Despite the block, #UgandaDecides is still trending on Twitter as Ugandans use virtual private networks (VPNs) to access social media sites. “I think social media was deliberately blocked by the government,” a voter in Wakiso district, southern Uganda, tells Newsweek, preferring to remain anonymous. “I think it was to stop people from sharing information on irregularities going on. After all, a people divided are easier to control.”

Additionally, many polling stations suffered severe delays in the delivery of ballot papers. An activist in the Ugandan capital Kampala who wished to remain anonymous tells Newsweek that some polling stations in Kampala and the eastern city of Jinja did not have ballots delivered until seven hours after polling was due to commence at 7 a.m. local time.

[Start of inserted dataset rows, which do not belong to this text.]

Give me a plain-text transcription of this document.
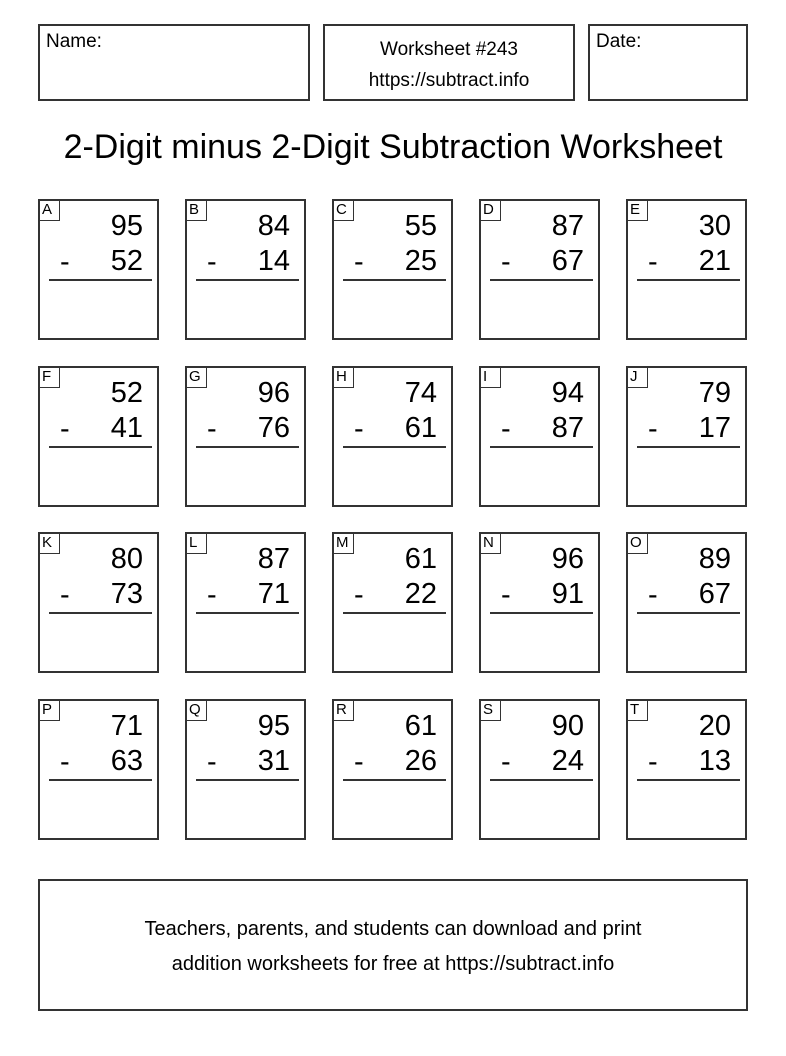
Name:	Worksheet #243
https://subtract.info
Date:
2-Digit minus 2-Digit Subtraction Worksheet
A
95
- 52
B
84
- 14
C
55
- 25
D
87
- 67
E
30
- 21
F
52
- 41
G
96
- 76
H
74
- 61
I
94
- 87
J
79
- 17
K
80
- 73
L
87
- 71
M
61
- 22
N
96
- 91
O
89
- 67
P
71
- 63
Q
95
- 31
R
61
- 26
S
90
- 24
T
20
- 13
Teachers, parents, and students can download and print
addition worksheets for free at https://subtract.info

Uganda’s Electoral Commission has extended voting time from 4 p.m. to 7 p.m. local time at polling stations affected by delays and tweeted its apologies for the setbacks, which it blamed on problems transporting election materials.

The Forum for Democratic Change (FDC), the party of main opposition candidate Kizza Besigye, said that the delays jeopardized the legitimacy of the elections. “Why is it that in areas where we enjoy massive support, like Kampala and Wakiso, that’s where these things are happening? We can’t have a credible election under this environment,” said Ssemujju Nganda, spokesperson for the FDC, according to AP.

Sarah Jackson, deputy region director of Amnesty International’s East Africa branch, said that the social media shutdown was “a blatant violation of Ugandans’ fundamental rights to freedom of expression and to seek and receive information.” President Yoweri Museveni told reporters after voting in the western district of Kiruhura that the social media blackout “must be steps taken by security” to anticipate threats.

Museveni is seeking to extend his 30-year rule of Uganda in Thursday’s elections, but faces a stiff challenge from Besigye and Amama Mbabazi, a former Ugandan prime minister. Some 15 million people are registered to vote in the elections.